Frank Steinmetzger wrote:
> Am Sun, Mar 23, 2025 at 04:41:58PM -0500 schrieb Dale:
>
>> Michael wrote:
>>> On Sunday, 23 March 2025 01:48:01 Greenwich Mean Time Dale wrote:
>>>> Michael wrote:
>>>>> Finally, consider TRIM being run on a cron job, or better use something
>>>>> like the SSDcronTRIM script once a month to decide and execute fstrim if
>>>>> needed.
>>> [snip ...]
>>>
>>>> The only thing on SSD is the OS itself.  I have partitions for /efi,
>>>> /boot with ext2, / and /var with ext4.  I'll set up fstrim later on. 
>>>> Given I have a 1TB stick and left well over 100GBs unused, I should have
>>>> room left over to last a while.  On my todo list tho.  Would once a
>>>> month be often enough tho?  I update each weekend.  Other than that, not
>>>> much changes really.  /home and such is on spinning rust still.  If I
>>>> did daily updates, might be a better plan.  Once a week, maybe monthly
>>>> will be OK. 
>>> Even once every 3-6 months would be more than enough.  The SSDcronTRIM will 
>>> check if your disk is filling up and will only run fstrim when/if it is 
>>> needed.
>>>
>>> https://chmatse.github.io/SSDcronTRIM/
>> That's not in the Gentoo tree.  Hmmmmm.  
> For systemd, fstrim ships with a unit file to run it once a week. You could 
> easily create something for cron. When my NAS is up again (my last remaining 
> Gentoo system) I could look at how I did it.
>
>> I ran fstrim on my root and var partitions and got this. 
>>
>>
>> root@Gentoo-1 / # fstrim -v /
>> /: 13.7 GiB (14676369408 bytes) trimmed
>> root@Gentoo-1 / # fstrim -v /var
>> /var: 43.9 GiB (47162359808 bytes) trimmed
>> root@Gentoo-1 / #
>>
>>
>> It looks like /var changes more than root does.
> The size in the output is usually simply the entire free space. AFAIK fstrim 
> does not remember what it trimmed at the previous run.
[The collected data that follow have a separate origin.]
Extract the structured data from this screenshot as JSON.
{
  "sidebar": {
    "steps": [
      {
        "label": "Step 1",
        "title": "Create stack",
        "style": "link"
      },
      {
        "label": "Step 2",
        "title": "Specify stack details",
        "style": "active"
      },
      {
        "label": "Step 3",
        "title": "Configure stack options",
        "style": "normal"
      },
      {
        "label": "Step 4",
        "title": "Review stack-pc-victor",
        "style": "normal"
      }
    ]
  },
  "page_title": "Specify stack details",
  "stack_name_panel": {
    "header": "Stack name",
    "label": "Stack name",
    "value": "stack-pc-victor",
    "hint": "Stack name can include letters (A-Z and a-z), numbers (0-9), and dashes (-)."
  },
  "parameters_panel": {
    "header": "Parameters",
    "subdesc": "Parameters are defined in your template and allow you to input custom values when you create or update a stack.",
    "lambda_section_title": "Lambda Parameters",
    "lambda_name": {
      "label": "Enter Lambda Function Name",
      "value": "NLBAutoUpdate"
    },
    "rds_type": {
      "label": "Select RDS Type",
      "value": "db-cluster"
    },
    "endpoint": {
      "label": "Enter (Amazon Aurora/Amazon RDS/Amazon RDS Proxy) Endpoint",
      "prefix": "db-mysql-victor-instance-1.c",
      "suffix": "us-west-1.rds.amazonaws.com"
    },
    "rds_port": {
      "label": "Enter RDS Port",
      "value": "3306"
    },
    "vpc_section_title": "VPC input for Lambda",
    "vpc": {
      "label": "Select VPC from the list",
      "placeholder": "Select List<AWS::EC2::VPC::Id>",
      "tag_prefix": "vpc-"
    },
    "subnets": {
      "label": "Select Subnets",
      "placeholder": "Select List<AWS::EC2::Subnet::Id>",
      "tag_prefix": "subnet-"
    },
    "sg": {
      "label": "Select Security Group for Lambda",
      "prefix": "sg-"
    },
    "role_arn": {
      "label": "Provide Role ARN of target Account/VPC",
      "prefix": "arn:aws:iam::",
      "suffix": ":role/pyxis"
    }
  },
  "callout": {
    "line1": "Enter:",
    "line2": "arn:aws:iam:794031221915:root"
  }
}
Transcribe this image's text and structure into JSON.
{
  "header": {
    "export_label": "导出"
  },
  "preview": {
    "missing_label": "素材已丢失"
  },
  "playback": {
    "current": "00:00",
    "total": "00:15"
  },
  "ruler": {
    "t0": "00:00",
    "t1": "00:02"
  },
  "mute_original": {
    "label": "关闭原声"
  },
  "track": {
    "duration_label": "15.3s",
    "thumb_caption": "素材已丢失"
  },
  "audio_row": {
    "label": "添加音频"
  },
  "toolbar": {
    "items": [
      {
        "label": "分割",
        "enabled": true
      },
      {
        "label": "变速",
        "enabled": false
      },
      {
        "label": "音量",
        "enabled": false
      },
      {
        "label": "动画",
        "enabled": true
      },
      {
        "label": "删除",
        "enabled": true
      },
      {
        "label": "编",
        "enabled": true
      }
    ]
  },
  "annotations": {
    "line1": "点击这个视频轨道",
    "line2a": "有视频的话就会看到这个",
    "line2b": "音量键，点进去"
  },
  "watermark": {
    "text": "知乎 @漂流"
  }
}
That doesn't match.  They may have changed something. 


%USED   USED     AVAILABLE  TOTAL MOUNTED ON
11.3%        24.2G    348.5G            392.7G /
37.1%        47.3G    110.8G            176.1G /var


I made those big since I hope to be using that thing for a while and
nothing is on LVM or anything.  Adding more space could get
interesting.  I went big and still have almost 200GBs unused. 


>> I kinda wish I just
>> could run it on the whole m.2 stick and it do its thing regardless of
>> mount point.  From the looks of the man page tho, that isn't a option. 
> fstrim -a runs on all file systems. If there is unassigned (unpartitioned) 
> space on your SSD, then that space is not written to anyways, thus there is 
> no need for trimming that.

I just created this.  I think this will work. 


root@Gentoo-1 / # cat /etc/cron.monthly/fstrim-nvme
#!/bin/sh

fstrim -v /
fstrim -v /var
root@Gentoo-1 / #


I'll try to remember when the next month comes up and see if it ran or
not.  It did when I ran run-parts thingy. 

I think once a month is plenty soon enough.  Weekly would just be to
much.  In another decade, we may not have to do anything to keep these
things going.  They just do their thing internally.  Heck, they have
improved a lot over the past decade.